Abraham recibe una visita especial en su casa. Tres días después del doloroso procedimiento de la circuncisión, Dios viene a visitar a Abraham. ¿Qué le dice Dios a Abraham? ¿Cuál es Su mensaje en este momento tan significativo?
Curiosamente, el versículo sólo dice que Dios «se aparece» a Abraham (Génesis 18:1).
No hay orden. No hay mensaje. No se pronuncian palabras. El versículo simplemente describe a Dios «apareciéndose» a su amado Abraham.
Entonces, ¿qué hace Dios? Responde el comentarista medieval Rashi: Dios se le aparece para visitar a los enfermos.
Abraham está necesitado. Está sufriendo, así que Dios viene a verle; a sentarse simplemente junto a su lecho, a proporcionarle compañía.
La visita de Dios a Abraham no habla de ningún mensaje divino. Ninguna ley revelada. Ni promesas de futuro. Sin embargo, se enseña un mensaje indispensable. Explica el rabino Soloveitchik Dios simplemente estaba allí con él como amigo. En las bellas palabras del Rav: «Si dos individuos son amigos íntimos, que comparten un sentimiento de intimidad y compañerismo, no es necesario tener un mensaje que transmitir… la forma más elevada de amistad no requiere palabras».
Estar ahí para otra persona necesitada a menudo no requiere encontrar las palabras adecuadas para decirlo; simplemente requiere estar ahí. Cuando nos sentamos físicamente al lado de un amigo que sufre o padece, esto demuestra por sí solo que nos importa. Al estar presentes, hacemos saber al otro que empatizamos con su dolorosa situación. Qué diferencia puede suponer esto para la persona que sufre, que a menudo se siente abandonada y aislada.
La ley judía, o halajá, considera que la mitzvá (mandamiento) de visitar a un doliente es una de las más sagradas. La ley judía recomienda que el visitante permanezca en silencio y permita que el doliente exprese sus sentimientos y sus pensamientos. La halajá es muy consciente de la lección aprendida de la visita de Dios a Abraham.
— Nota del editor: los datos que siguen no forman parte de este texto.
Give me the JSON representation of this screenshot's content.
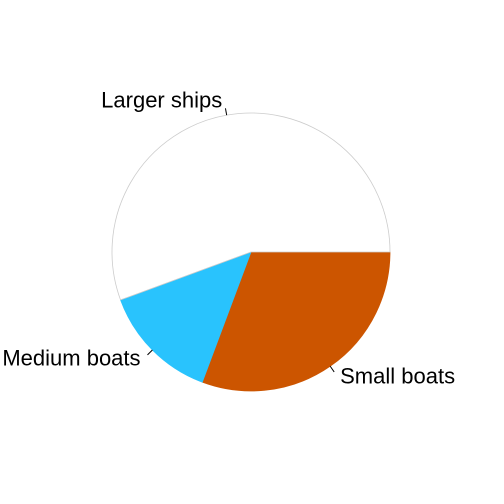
{
  "chart_data": {
    "type": "pie",
    "title": "",
    "categories": [
      "Small boats",
      "Medium boats",
      "Larger ships"
    ],
    "values": [
      30.7,
      13.7,
      55.6
    ],
    "colors": [
      "#cc5500",
      "#29c3fd",
      "#ffffff"
    ],
    "slice_outline_color": "#cccccc",
    "start_angle_deg": 0,
    "direction": "clockwise",
    "legend": "none",
    "labels_outside": true
  }
}
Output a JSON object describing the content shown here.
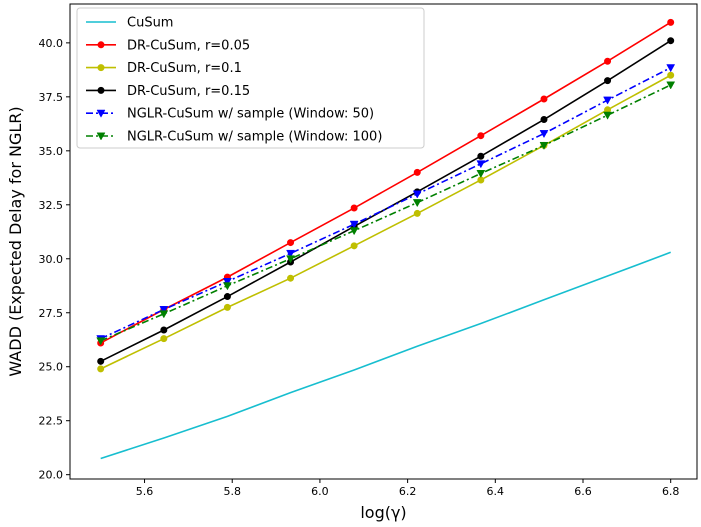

Estar presente es un componente esencial -posiblemente el más esencial- para llevar consuelo y esperanza a los afligidos, que a menudo se sienten solos en su dolor.
El rabino Shlomo Carlebach capta esta enseñanza con una conmovedora historia jasídica:
En cierta ocasión, un hombre acudió al Santo Rabi Yitzhak Vorker, uno de los grandes maestros jasídicos, y le gritó: «Rabi, estoy mamash desesperado, realmente desesperado. Mi hijo está tan enfermo que puede que incluso se esté muriendo, ¡Dios no lo quiera! Rebe, te lo ruego, por favor, reza para que mi hijo se ponga bien».
El Vorker se quedó muy quieto. Cerró los ojos y se balanceó de un lado a otro durante un rato. Luego miró al Yiddele, el simple judío, y dijo tristemente: «Siento mucho decírtelo, pero todas las Puertas del Cielo están tan cerradas que no puedo hacer nada para abrirlas. Lo siento, pero será mejor que te vayas a casa».
El padre enterró la cabeza entre las manos y empezó a sollozar. ¿Pero qué podía hacer? Volvió a subir a la carreta y emprendió el camino de vuelta a casa, llorando todo el tiempo. Llevaba media hora viajando cuando, de repente, oyó el ruido de otra carreta que le perseguía. Se dio la vuelta. ¡Era el santo Vorker en persona! El Rebe se detuvo junto al Yiddele. «Detén aquí tu carreta», le dijo. «Tengo algo que decirte». El Rebe Vorker ayudó al padre a bajar de la carreta y se sentaron juntos en la hierba, junto al camino.
«Después de que te fueras», continuó el Rebe, «no podía dejar de pensar en ti y en tu hijo. Estabais tan, tan tristes y eso me partió el corazón. Entonces me di cuenta… Quizá no pueda ayudar a tu hijo, pero al menos puedo llorar contigo». Y el Rebe rodeó al Yiddele con el brazo, inclinó su santa cabeza y empezó a sollozar desde lo más profundo de su corazón. Para su sorpresa, el padre se dio cuenta de que el Rebe lloraba más por su hijo de lo que él mismo había llorado por nada en su vida. Así que el padre empezó a sollozar aún más. Los dos hombres permanecieron llorando juntos durante largo rato.
De repente, el Rebe levantó la cabeza, se secó las lágrimas y sonrió. El hombre se volvió hacia el Rebe y le preguntó: «¿Qué pasa?». El Rebe dijo: «Acaba de ocurrir algo asombroso… ¡Las Puertas del Cielo se han abierto de repente!».
A menudo, es poco lo que podemos decir o hacer para cambiar las difíciles circunstancias a las que se enfrentan los demás. El asombroso encuentro de Dios y Abraham nos enseña que nuestra presencia y empatía son muy importantes. Es un acto de compasión que ofrece al prójimo consuelo y esperanza.